Elena Willis : Image-enquête
Elena Willis fait plus que de l’appropriation d’images dominantes produites par la publicité ou le design. Elle sait aussi nous plonger dans un univers visuel radical.
Nous avions remarqué son travail à l’automne 2006 dans le cadre de l’exposition Plan large à la Fonderie Darling. Placée pas très loin des renommés frères Sanchez, elle avait installé une immense image sur une sorte de panneau publicitaire. Elle y montrait un cliché très léché d’une femme engloutie par un torrent d’eau. Comme bien des artistes appropriationnistes postmodernes, elle s’était donc immiscée dans l’espace public en empruntant les lieux et les codes des images dominantes afin de les détourner de leur fonction d’usage. Voilà une position importante, essentielle devrions-nous dire, car elle ne laisse pas tout l’espace commun au commerce, à ses images souvent faciles et réconfortantes. L’espace public se doit de proposer autre chose que des expériences contrôlées.
Parfois, Elena Willis poursuit sa recherche visuelle avec des images qui évoquent la pub et tentent à la fois de détourner celle-ci et une certaine esthétique léchée de leur fonction d’usage. C’est le cas de I Saw Him Sitting There, oeuvre de 2007 presque jolie qui pourrait illustrer un conte pour enfants. Un soupçon d’étrangeté dans le sujet (un homme ayant à la place de la tête une série de briques) et surtout dans la manière de faire (un clair-obscur dramatique) permettait néanmoins de croire à un certain détournement.
Mais plus son travail se développe, plus les photos de Willis gagnent en panache et s’éloignent de la très prenante et engluante esthétique dominante. C’est le cas de plusieurs photos récentes presque entièrement noires, presque abstraites, où le spectateur devra scruter les ombres et les formes morcelées pour découvrir ce qu’elles recèlent. Le visiteur remarquera en particulier A Long Chain of Tangential Thoughts.
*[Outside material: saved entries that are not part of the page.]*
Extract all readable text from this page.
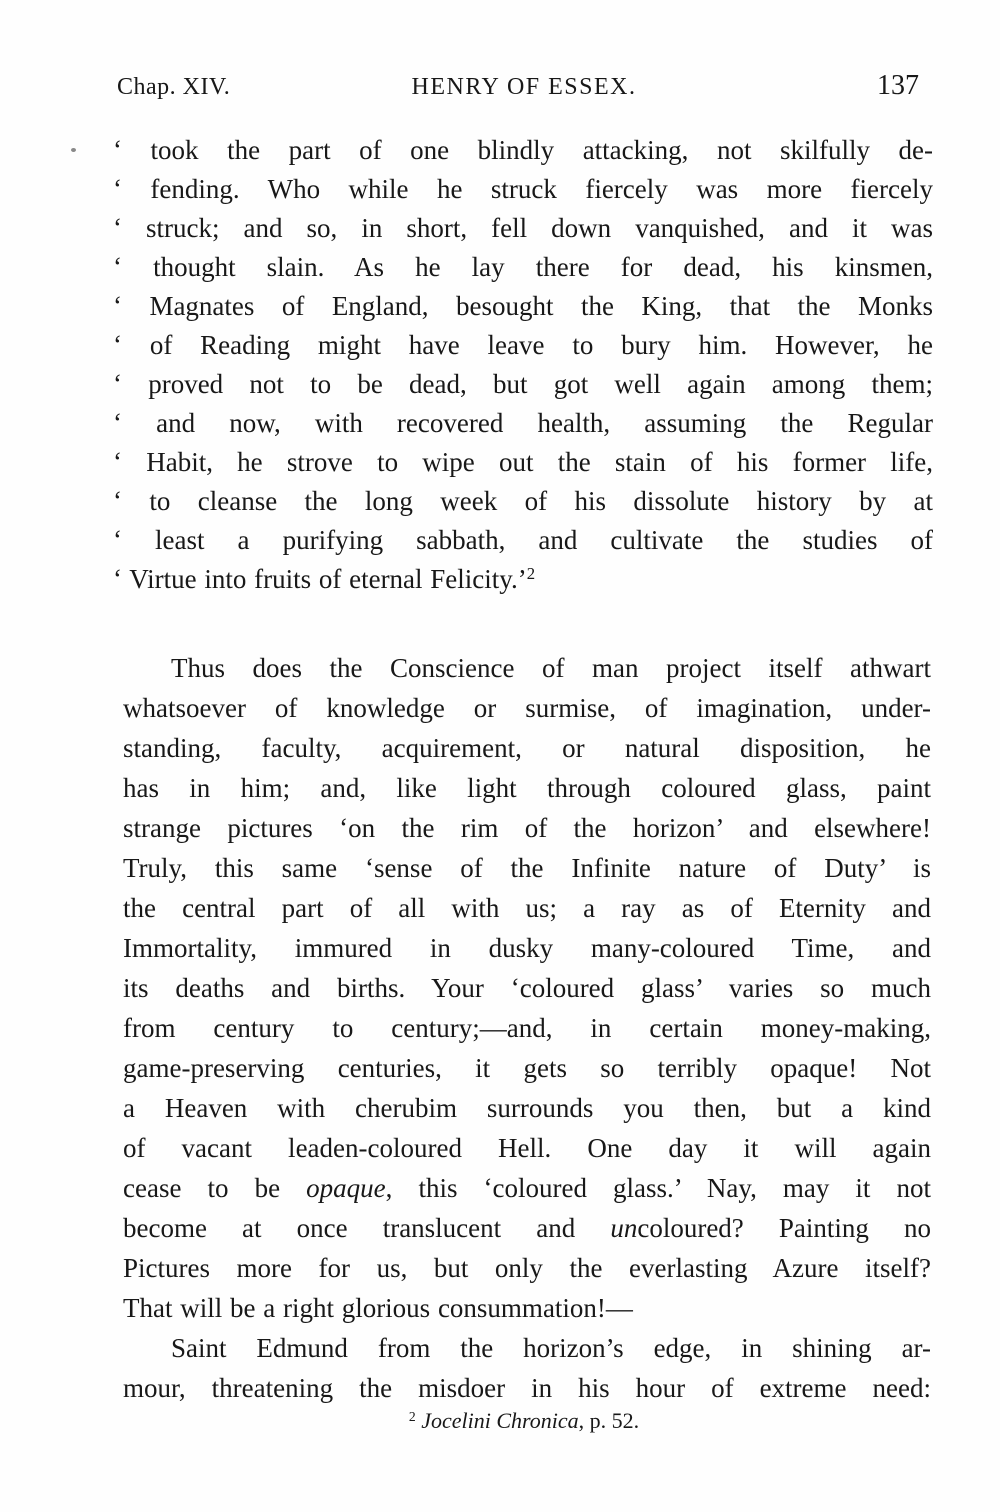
Chap. XIV.	HENRY OF ESSEX.	137
‘ took the part of one blindly attacking, not skilfully de-
‘ fending. Who while he struck fiercely was more fiercely
‘ struck; and so, in short, fell down vanquished, and it was
‘ thought slain. As he lay there for dead, his kinsmen,
‘ Magnates of England, besought the King, that the Monks
‘ of Reading might have leave to bury him. However, he
‘ proved not to be dead, but got well again among them;
‘ and now, with recovered health, assuming the Regular
‘ Habit, he strove to wipe out the stain of his former life,
‘ to cleanse the long week of his dissolute history by at
‘ least a purifying sabbath, and cultivate the studies of
‘ Virtue into fruits of eternal Felicity.’$^2$
Thus does the Conscience of man project itself athwart
whatsoever of knowledge or surmise, of imagination, under-
standing, faculty, acquirement, or natural disposition, he
has in him; and, like light through coloured glass, paint
strange pictures ‘on the rim of the horizon’ and elsewhere!
Truly, this same ‘sense of the Infinite nature of Duty’ is
the central part of all with us; a ray as of Eternity and
Immortality, immured in dusky many-coloured Time, and
its deaths and births. Your ‘coloured glass’ varies so much
from century to century;—and, in certain money-making,
game-preserving centuries, it gets so terribly opaque! Not
a Heaven with cherubim surrounds you then, but a kind
of vacant leaden-coloured Hell. One day it will again
cease to be opaque, this ‘coloured glass.’ Nay, may it not
become at once translucent and uncoloured? Painting no
Pictures more for us, but only the everlasting Azure itself?
That will be a right glorious consummation!—
Saint Edmund from the horizon’s edge, in shining ar-
mour, threatening the misdoer in his hour of extreme need:
$^2$ Jocelini Chronica, p. 52.
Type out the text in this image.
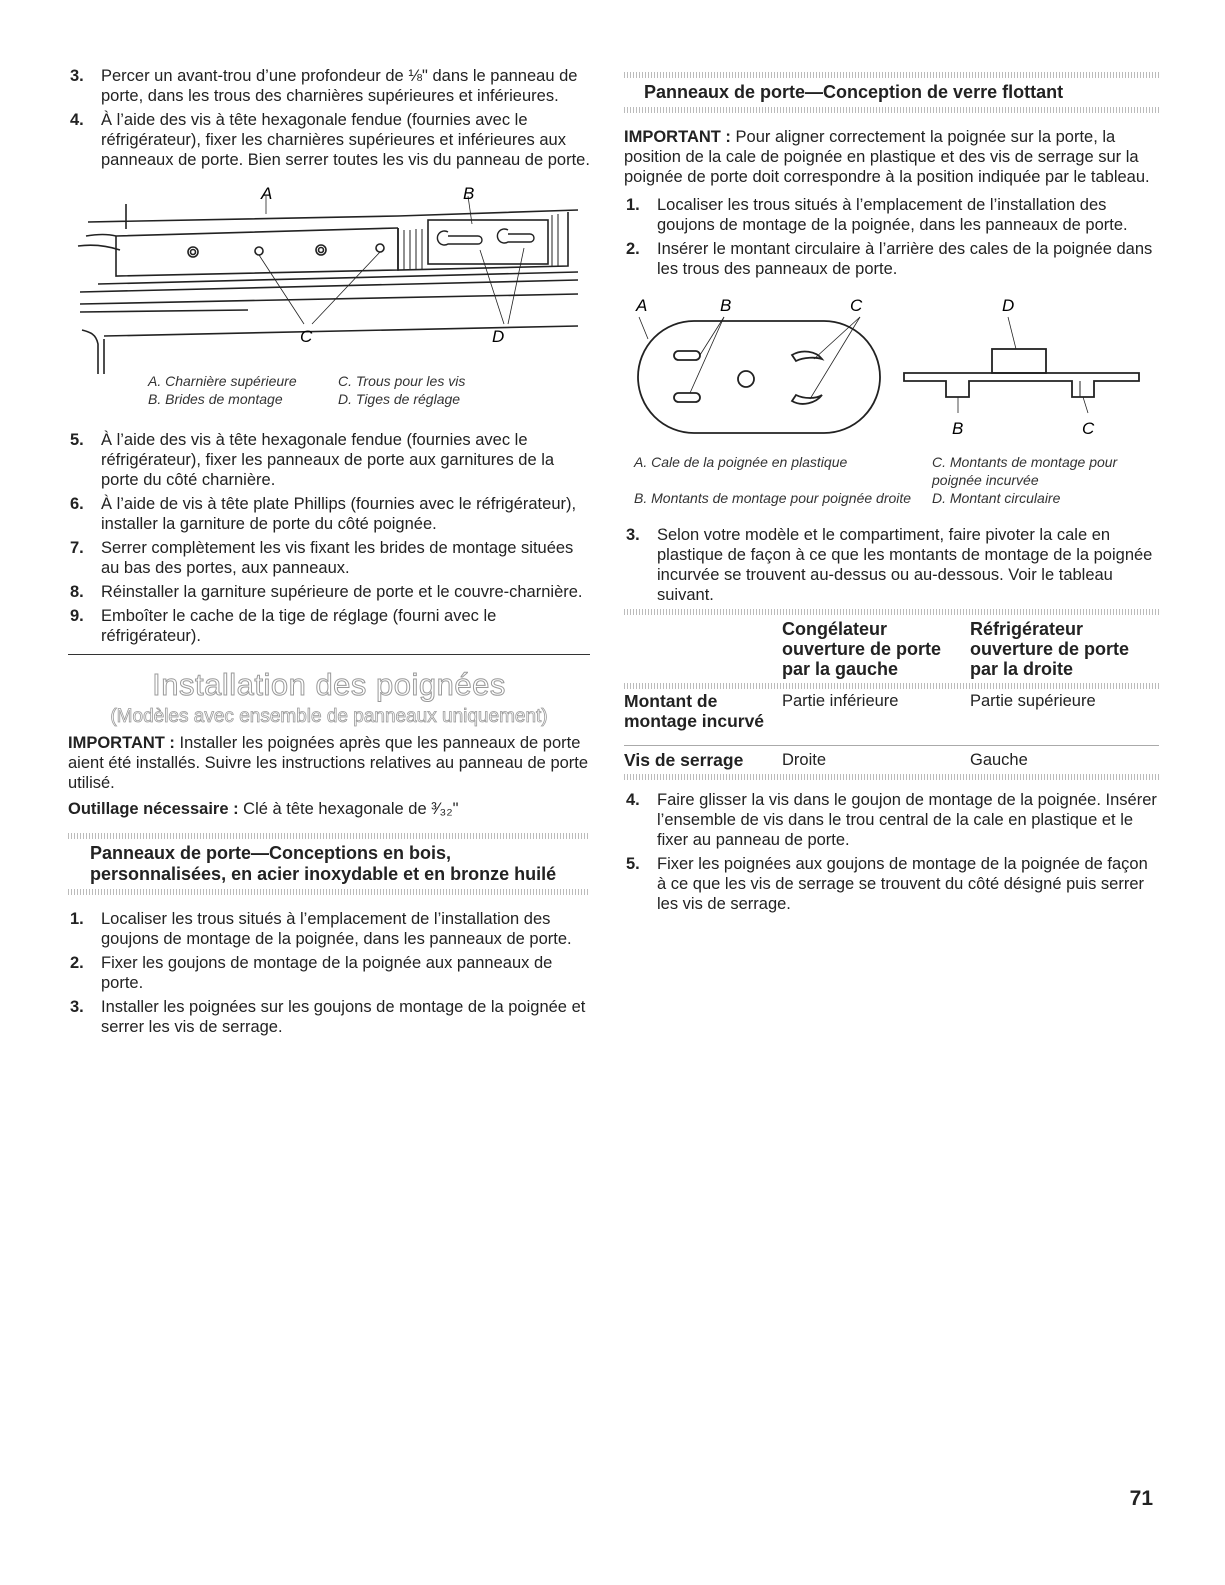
3. Percer un avant-trou d’une profondeur de ⅛" dans le panneau de porte, dans les trous des charnières supérieures et inférieures.
4. À l’aide des vis à tête hexagonale fendue (fournies avec le réfrigérateur), fixer les charnières supérieures et inférieures aux panneaux de porte. Bien serrer toutes les vis du panneau de porte.
A	B
C	D
A. Charnière supérieure	C. Trous pour les vis
B. Brides de montage	D. Tiges de réglage
5. À l’aide des vis à tête hexagonale fendue (fournies avec le réfrigérateur), fixer les panneaux de porte aux garnitures de la porte du côté charnière.
6. À l’aide de vis à tête plate Phillips (fournies avec le réfrigérateur), installer la garniture de porte du côté poignée.
7. Serrer complètement les vis fixant les brides de montage situées au bas des portes, aux panneaux.
8. Réinstaller la garniture supérieure de porte et le couvre-charnière.
9. Emboîter le cache de la tige de réglage (fourni avec le réfrigérateur).
Installation des poignées
(Modèles avec ensemble de panneaux uniquement)

IMPORTANT : Installer les poignées après que les panneaux de porte aient été installés. Suivre les instructions relatives au panneau de porte utilisé.

Outillage nécessaire : Clé à tête hexagonale de ³⁄₃₂"

Panneaux de porte—Conceptions en bois, personnalisées, en acier inoxydable et en bronze huilé
1. Localiser les trous situés à l’emplacement de l’installation des goujons de montage de la poignée, dans les panneaux de porte.
2. Fixer les goujons de montage de la poignée aux panneaux de porte.
3. Installer les poignées sur les goujons de montage de la poignée et serrer les vis de serrage.
Panneaux de porte—Conception de verre flottant

IMPORTANT : Pour aligner correctement la poignée sur la porte, la position de la cale de poignée en plastique et des vis de serrage sur la poignée de porte doit correspondre à la position indiquée par le tableau.

1. Localiser les trous situés à l’emplacement de l’installation des goujons de montage de la poignée, dans les panneaux de porte.
2. Insérer le montant circulaire à l’arrière des cales de la poignée dans les trous des panneaux de porte.
A	B	C	D
B	C
A. Cale de la poignée en plastique	C. Montants de montage pour poignée incurvée
B. Montants de montage pour poignée droite	D. Montant circulaire
3. Selon votre modèle et le compartiment, faire pivoter la cale en plastique de façon à ce que les montants de montage de la poignée incurvée se trouvent au-dessus ou au-dessous. Voir le tableau suivant.
	Congélateur ouverture de porte par la gauche	Réfrigérateur ouverture de porte par la droite
Montant de montage incurvé	Partie inférieure	Partie supérieure
Vis de serrage	Droite	Gauche
4. Faire glisser la vis dans le goujon de montage de la poignée. Insérer l’ensemble de vis dans le trou central de la cale en plastique et le fixer au panneau de porte.
5. Fixer les poignées aux goujons de montage de la poignée de façon à ce que les vis de serrage se trouvent du côté désigné puis serrer les vis de serrage.
71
Ce qui de loin ressemble à des éclats de lumière dans le noir se révèle être des individus formant une longue chaîne humaine dans la nuit. Que font-ils? Où vont-ils? Que cherchent-ils? L’énigme est totale, mais l’ambiance, réussie, est très angoissante.
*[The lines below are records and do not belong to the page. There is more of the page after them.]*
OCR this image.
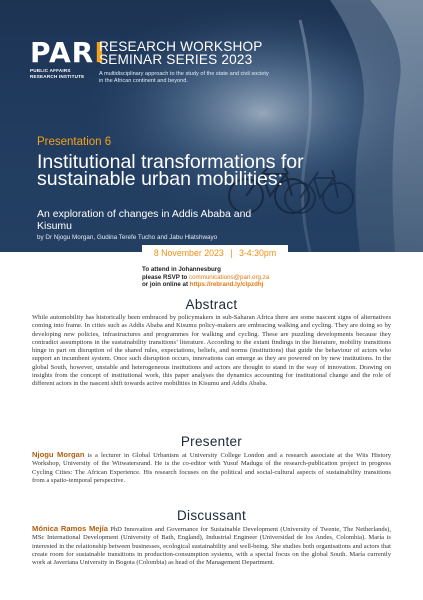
PARI
PUBLIC AFFAIRS RESEARCH INSTITUTE
RESEARCH WORKSHOP SEMINAR SERIES 2023
A multidisciplinary approach to the study of the state and civil society in the African continent and beyond.
Presentation 6
Institutional transformations for sustainable urban mobilities:
An exploration of changes in Addis Ababa and Kisumu
by Dr Njogu Morgan, Gudina Terefe Tucho and Jabu Hlatshwayo
8 November 2023 | 3-4:30pm
To attend in Johannesburg
please RSVP to communications@pari.org.za
or join online at https://rebrand.ly/clpzdhj
Abstract
While automobility has historically been embraced by policymakers in sub-Saharan Africa there are some nascent signs of alternatives coming into frame. In cities such as Addis Ababa and Kisumu policy-makers are embracing walking and cycling. They are doing so by developing new policies, infrastructures and programmes for walking and cycling. These are puzzling developments because they contradict assumptions in the sustainability transitions’ literature. According to the extant findings in the literature, mobility transitions hinge in part on disruption of the shared rules, expectations, beliefs, and norms (institutions) that guide the behaviour of actors who support an incumbent system. Once such disruption occurs, innovations can emerge as they are powered on by new institutions. In the global South, however, unstable and heterogeneous institutions and actors are thought to stand in the way of innovation. Drawing on insights from the concept of institutional work, this paper analyses the dynamics accounting for institutional change and the role of different actors in the nascent shift towards active mobilities in Kisumu and Addis Ababa.
Presenter
Njogu Morgan is a lecturer in Global Urbanism at University College London and a research associate at the Wits History Workshop, University of the Witwatersrand. He is the co-editor with Yusuf Madugu of the research-publication project in progress Cycling Cities: The African Experience. His research focuses on the political and social-cultural aspects of sustainability transitions from a spatio-temporal perspective.
Discussant
Mónica Ramos Mejía PhD Innovation and Governance for Sustainable Development (University of Twente, The Netherlands), MSc International Development (University of Bath, England), Industrial Engineer (Universidad de los Andes, Colombia). María is interested in the relationship between businesses, ecological sustainability and well-being. She studies both organisations and actors that create room for sustainable transitions in production-consumption systems, with a special focus on the global South. María currently work at Javeriana University in Bogota (Colombia) as head of the Management Department.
Énigmatique est aussi le cas de Ensuring Uniformity où, dans la pénombre, une série de voitures sont placées à la queue leu leu. Elles évoquent, sans le décrire, un de ces embouteillages vers les banlieues où les individus dans des véhicules très similaires se rendent tous dans des maisons semblables pour y consommer les mêmes produits… Puis, dans Illusion of Unanimity, Willis travaille sur les façons par lesquelles nos sociétés tentent de nous contrôler. Noam Chomsky et le "manufacturing consent" ne sont pas très loin…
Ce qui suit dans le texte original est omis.